Beaucoup de parasites, même chez les riches

En s’appuyant sur un microscope optique, l’équipe souligne avoir identifié des œufs de vers ronds, de ténias, de trichures et d’oxyures. Ces découvertes suggèrent que les riches habitants de Jérusalem souffraient probablement de diverses maladies.

Transmis par les excréments, les vers ronds et les trichures étaient les parasites les plus répandus, probablement en raison de « l’élimination inadéquate des matières fécales, de la contamination des aliments et de l’eau par des déchets fécaux et de l’utilisation d’excréments humains comme engrais de terrain« , notent les auteurs. La présence de nombreux ténias indique également que cette élite consommait du bœuf et du porc insuffisamment cuits.

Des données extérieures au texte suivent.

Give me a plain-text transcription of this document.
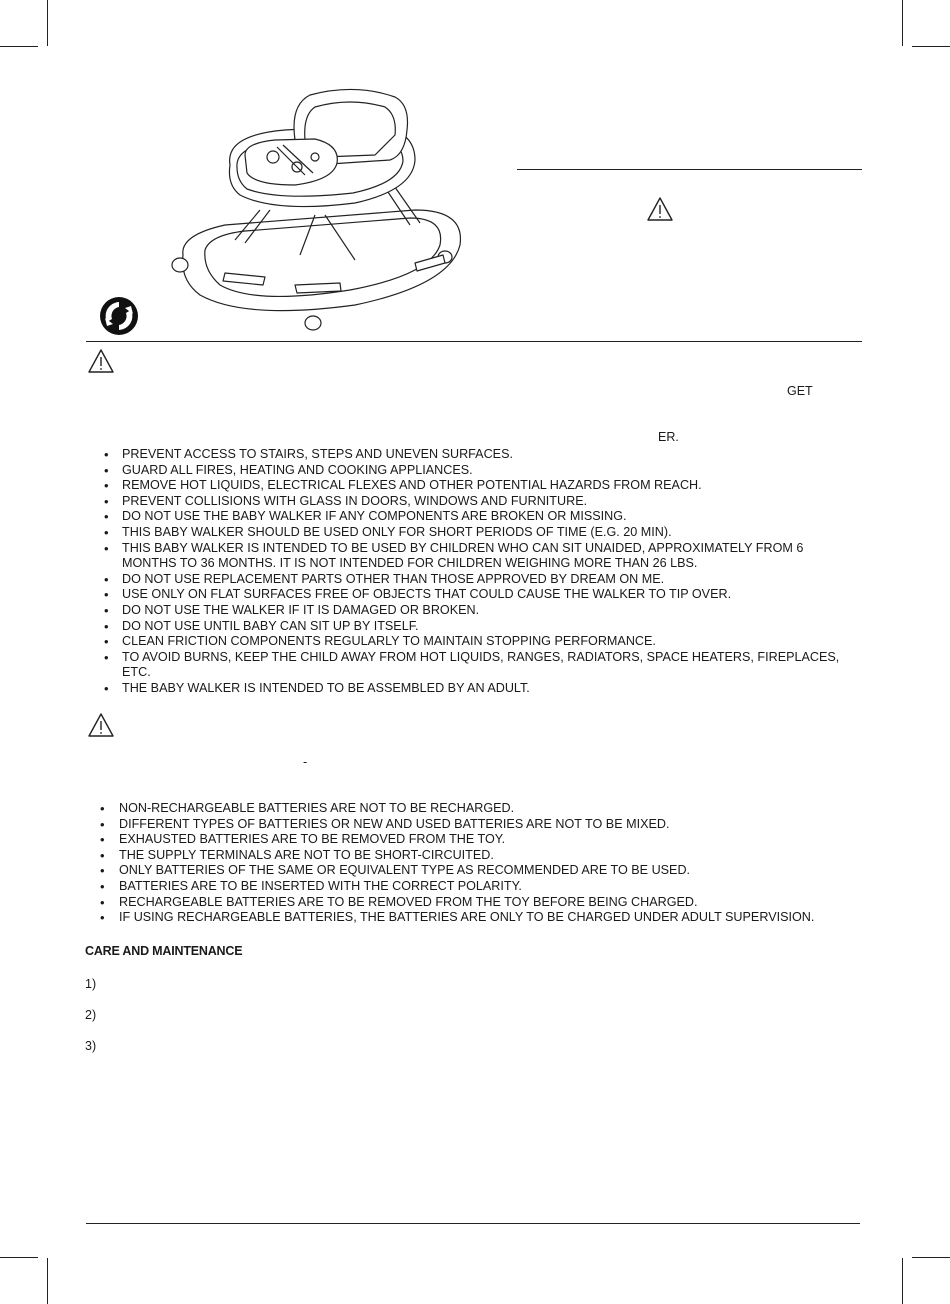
GET
ER.
• PREVENT ACCESS TO STAIRS, STEPS AND UNEVEN SURFACES.
• GUARD ALL FIRES, HEATING AND COOKING APPLIANCES.
• REMOVE HOT LIQUIDS, ELECTRICAL FLEXES AND OTHER POTENTIAL HAZARDS FROM REACH.
• PREVENT COLLISIONS WITH GLASS IN DOORS, WINDOWS AND FURNITURE.
• DO NOT USE THE BABY WALKER IF ANY COMPONENTS ARE BROKEN OR MISSING.
• THIS BABY WALKER SHOULD BE USED ONLY FOR SHORT PERIODS OF TIME (E.G. 20 MIN).
• THIS BABY WALKER IS INTENDED TO BE USED BY CHILDREN WHO CAN SIT UNAIDED, APPROXIMATELY FROM 6 MONTHS TO 36 MONTHS. IT IS NOT INTENDED FOR CHILDREN WEIGHING MORE THAN 26 LBS.
• DO NOT USE REPLACEMENT PARTS OTHER THAN THOSE APPROVED BY DREAM ON ME.
• USE ONLY ON FLAT SURFACES FREE OF OBJECTS THAT COULD CAUSE THE WALKER TO TIP OVER.
• DO NOT USE THE WALKER IF IT IS DAMAGED OR BROKEN.
• DO NOT USE UNTIL BABY CAN SIT UP BY ITSELF.
• CLEAN FRICTION COMPONENTS REGULARLY TO MAINTAIN STOPPING PERFORMANCE.
• TO AVOID BURNS, KEEP THE CHILD AWAY FROM HOT LIQUIDS, RANGES, RADIATORS, SPACE HEATERS, FIREPLACES, ETC.
• THE BABY WALKER IS INTENDED TO BE ASSEMBLED BY AN ADULT.
-
• NON-RECHARGEABLE BATTERIES ARE NOT TO BE RECHARGED.
• DIFFERENT TYPES OF BATTERIES OR NEW AND USED BATTERIES ARE NOT TO BE MIXED.
• EXHAUSTED BATTERIES ARE TO BE REMOVED FROM THE TOY.
• THE SUPPLY TERMINALS ARE NOT TO BE SHORT-CIRCUITED.
• ONLY BATTERIES OF THE SAME OR EQUIVALENT TYPE AS RECOMMENDED ARE TO BE USED.
• BATTERIES ARE TO BE INSERTED WITH THE CORRECT POLARITY.
• RECHARGEABLE BATTERIES ARE TO BE REMOVED FROM THE TOY BEFORE BEING CHARGED.
• IF USING RECHARGEABLE BATTERIES, THE BATTERIES ARE ONLY TO BE CHARGED UNDER ADULT SUPERVISION.
CARE AND MAINTENANCE
1)
2)
3)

À cette époque, il est peu probable que ceux qui ont été infestés par ces parasites aient eu les moyens médicaux de les éliminer, ce qui signifie qu’ils portaient probablement ces vers à vie, souffrant en conséquence de douleurs abdominales, de nausées, de diarrhée et de démangeaisons. Chez les enfants, rappelons que les vers parasites peuvent également entraîner de la malnutrition, des dommages au système nerveux et, dans des cas extrêmes, la mort.